Le contrôle parental est un garde-fou qui protège les enfants à un âge où ils ne sont pas capables d’évaluer le danger.
Le contrôle parental est un garde-fou qui les protégera d’eux-mêmes à un âge où ils ne sont pas capables d’évaluer le danger. Ni nécessairement demandeurs, si l’on en croit des chiffres qui mentionnent que beaucoup d’entre eux considèrent y avoir été exposés trop jeunes.
L’accès à la pornographie est trop facile sur Internet. Le complexifier sera toujours plus protecteur, pour les plus jeunes et les moins acharnés, que l’inertie actuelle. Que vaut l’effort de désinstaller un contrôle parental pour un outil utilisé par un majeur au regard des dégâts causés par l’exposition des mineurs à ces images ?
Le contrôle parental par défaut est une mesure d’envergure qui montre que tous les adultes de la société, et non seulement les parents, se saisissent enfin ensemble du sujet, après l’avoir trop longtemps négligé au profit de leurs intérêts économiques et de leur confort. Une preuve de maturité de l’ère numérique qui ne considère plus que respecter les droits des enfants dans l’univers numérique est un frein à son développement.
L’association DésintoX se réjouit évidemment de ce que les pouvoirs publics fassent enfin mine de se saisir de la question de la pornographie de masse en ligne, et elle salue naturellement toute initiative dans le sens d’une jugulation de celle-ci.
Une mauvaise mesure : soit le contrôle est parental soit il est automatique
Il lui apparaît néanmoins que cet encadrement par un contrôle parental automatique constitue non seulement une demi-mesure, mais aussi en un certain sens une mauvaise mesure.
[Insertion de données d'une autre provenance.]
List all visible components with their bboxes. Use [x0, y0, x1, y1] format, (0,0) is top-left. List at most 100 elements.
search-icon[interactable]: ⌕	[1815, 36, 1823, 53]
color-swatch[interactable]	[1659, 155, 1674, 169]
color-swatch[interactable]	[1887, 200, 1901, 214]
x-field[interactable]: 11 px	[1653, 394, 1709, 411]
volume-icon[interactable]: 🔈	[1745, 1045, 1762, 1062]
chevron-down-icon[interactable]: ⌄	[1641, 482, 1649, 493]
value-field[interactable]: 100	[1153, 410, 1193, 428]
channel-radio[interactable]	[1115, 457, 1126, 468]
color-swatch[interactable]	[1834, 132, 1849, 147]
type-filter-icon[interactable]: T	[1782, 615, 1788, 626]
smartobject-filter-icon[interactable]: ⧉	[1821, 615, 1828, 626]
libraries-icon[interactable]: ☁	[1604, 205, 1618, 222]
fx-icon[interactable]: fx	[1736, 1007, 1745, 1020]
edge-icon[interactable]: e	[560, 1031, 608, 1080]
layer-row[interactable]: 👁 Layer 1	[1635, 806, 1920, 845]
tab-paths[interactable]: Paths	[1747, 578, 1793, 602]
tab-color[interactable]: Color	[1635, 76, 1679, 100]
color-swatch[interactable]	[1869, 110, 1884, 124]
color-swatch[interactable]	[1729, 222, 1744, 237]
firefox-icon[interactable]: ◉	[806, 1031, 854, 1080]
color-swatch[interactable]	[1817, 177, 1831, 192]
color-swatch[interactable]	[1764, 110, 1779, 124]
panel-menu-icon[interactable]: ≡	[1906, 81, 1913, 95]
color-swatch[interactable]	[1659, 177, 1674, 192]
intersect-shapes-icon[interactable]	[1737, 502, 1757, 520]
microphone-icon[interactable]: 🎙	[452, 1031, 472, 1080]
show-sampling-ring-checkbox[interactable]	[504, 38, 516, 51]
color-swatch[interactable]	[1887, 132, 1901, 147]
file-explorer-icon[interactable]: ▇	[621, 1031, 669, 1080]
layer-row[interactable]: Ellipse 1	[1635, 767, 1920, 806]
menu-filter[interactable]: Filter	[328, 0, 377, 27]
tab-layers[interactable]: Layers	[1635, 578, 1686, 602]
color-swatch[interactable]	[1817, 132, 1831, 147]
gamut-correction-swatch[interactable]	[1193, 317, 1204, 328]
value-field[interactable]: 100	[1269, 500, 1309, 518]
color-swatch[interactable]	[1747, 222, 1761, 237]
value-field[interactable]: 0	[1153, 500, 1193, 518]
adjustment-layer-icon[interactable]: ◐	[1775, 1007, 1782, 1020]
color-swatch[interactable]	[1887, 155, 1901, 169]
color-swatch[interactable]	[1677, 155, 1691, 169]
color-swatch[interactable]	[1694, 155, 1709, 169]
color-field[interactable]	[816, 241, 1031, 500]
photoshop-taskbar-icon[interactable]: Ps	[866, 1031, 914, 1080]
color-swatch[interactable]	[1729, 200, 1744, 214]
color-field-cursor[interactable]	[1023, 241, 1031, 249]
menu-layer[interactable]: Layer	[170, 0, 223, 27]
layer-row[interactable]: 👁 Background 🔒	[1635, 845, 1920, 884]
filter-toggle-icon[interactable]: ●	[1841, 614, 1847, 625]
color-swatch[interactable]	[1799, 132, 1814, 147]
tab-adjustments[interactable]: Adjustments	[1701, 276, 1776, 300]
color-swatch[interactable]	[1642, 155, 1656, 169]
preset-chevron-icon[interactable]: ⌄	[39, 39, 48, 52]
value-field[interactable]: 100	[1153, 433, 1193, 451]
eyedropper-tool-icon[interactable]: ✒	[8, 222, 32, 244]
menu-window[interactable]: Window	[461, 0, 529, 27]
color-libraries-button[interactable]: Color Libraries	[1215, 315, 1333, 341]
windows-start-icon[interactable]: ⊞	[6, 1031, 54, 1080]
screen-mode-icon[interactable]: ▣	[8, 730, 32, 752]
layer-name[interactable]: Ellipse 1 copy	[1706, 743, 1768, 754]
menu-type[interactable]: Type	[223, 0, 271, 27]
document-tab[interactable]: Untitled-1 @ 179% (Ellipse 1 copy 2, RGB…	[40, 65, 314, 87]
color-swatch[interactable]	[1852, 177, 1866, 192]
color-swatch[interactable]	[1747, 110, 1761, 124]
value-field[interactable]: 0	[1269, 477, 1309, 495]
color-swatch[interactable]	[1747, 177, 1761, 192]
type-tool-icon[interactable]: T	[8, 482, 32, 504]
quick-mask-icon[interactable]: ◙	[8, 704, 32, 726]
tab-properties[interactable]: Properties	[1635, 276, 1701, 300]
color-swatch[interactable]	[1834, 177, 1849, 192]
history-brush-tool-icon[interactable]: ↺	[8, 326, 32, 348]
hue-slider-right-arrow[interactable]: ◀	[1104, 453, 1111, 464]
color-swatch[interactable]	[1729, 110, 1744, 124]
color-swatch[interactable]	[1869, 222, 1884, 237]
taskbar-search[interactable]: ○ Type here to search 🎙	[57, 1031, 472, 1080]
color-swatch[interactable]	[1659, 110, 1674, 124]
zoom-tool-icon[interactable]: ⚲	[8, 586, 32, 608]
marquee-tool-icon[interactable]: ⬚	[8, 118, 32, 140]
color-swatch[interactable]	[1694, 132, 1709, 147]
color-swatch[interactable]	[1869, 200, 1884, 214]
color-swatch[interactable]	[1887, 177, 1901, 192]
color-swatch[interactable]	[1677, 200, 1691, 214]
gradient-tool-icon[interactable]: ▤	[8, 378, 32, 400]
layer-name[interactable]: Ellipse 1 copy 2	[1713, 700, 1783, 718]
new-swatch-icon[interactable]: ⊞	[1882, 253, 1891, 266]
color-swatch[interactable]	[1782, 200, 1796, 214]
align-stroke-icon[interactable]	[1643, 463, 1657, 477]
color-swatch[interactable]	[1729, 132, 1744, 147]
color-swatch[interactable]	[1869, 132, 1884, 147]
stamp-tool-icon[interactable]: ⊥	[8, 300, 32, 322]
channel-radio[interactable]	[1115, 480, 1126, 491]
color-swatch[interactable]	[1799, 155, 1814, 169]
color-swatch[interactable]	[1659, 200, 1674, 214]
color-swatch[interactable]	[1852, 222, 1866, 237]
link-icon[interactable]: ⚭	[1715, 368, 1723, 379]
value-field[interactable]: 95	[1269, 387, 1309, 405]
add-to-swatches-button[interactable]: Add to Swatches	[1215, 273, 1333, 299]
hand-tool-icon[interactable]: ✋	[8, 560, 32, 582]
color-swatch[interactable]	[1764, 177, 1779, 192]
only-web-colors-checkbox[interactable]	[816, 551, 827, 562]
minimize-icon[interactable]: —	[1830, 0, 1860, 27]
On ne s’en étonnera qu’à moitié venant de celui qui affirmait en 2017 à Konbini au sujet de la pornographie : “Ça fait partie de la vie !”…Difficile à présent pour lui de rester crédible sur le sujet.
Une mauvaise mesure tout d’abord, sur la forme que le Président entend lui faire emprunter : un “contrôle parental automatique”. Non. Soit le contrôle est parental et relève donc de la volonté des parents et de leurs choix éducatifs ; soit il est automatique et c’est une mesure d’ordre public impérative décidée par l’Etat. Dans ce dernier cas il s’agit d’un contrôle légal. Ce détail sémantique revêt une importance primordiale puisqu’ici le chef de l’État donne l’impression de vouloir s’ingérer dans la vie des familles en se substituant à l’autorité parentale.
C’est la meilleure façon de susciter l’opposition contre une mesure qui irait plutôt dans le bons sens si elle n’était pas si mal formulée.
Appliquer la loi existante
Sur le fond ensuite, il s’agit d’une demi-mesure, qui, si elle va dans le bon sens, n’est absolument pas à la hauteur des enjeux dont il est question.
L’article 227-24 du code pénal sanctionne de trois ans de prison et 75 000 euros d’amende toute diffusion de pornographie dès lors qu’elle est susceptible d’être vue par des mineurs. Avant d’inventer de nouveau dispositifs, ne faudrait-il pas déjà appliquer la loi existante ? On n’imagine pas un buraliste vendre un magazine porno à un enfant de 8 ans. Comment se fait-il que la loi ne soit jamais mise en force s’agissant des sites Internet ? Que font les Procureurs qui sont censés introduire les actions nécessaires au respect des dispositions du code pénal ? C’est auprès d’eux que le Président de la République devrait agir en tout premier lieu.
La seule mesure pertinente à prendre en l’état actuel des choses serait une interdiction de principe de l’ensemble des sites pornographique – à faire respecter par les FAI – sauf sur autorisation du Ministère de l’Intérieur moyennant la justification d’un système efficace de vérification de l’âge par les sites sollicitant leur agrément en France. Ce système a déjà fait la preuve de sa faisabilité et de son efficacité en matière de paris sportifs en ligne.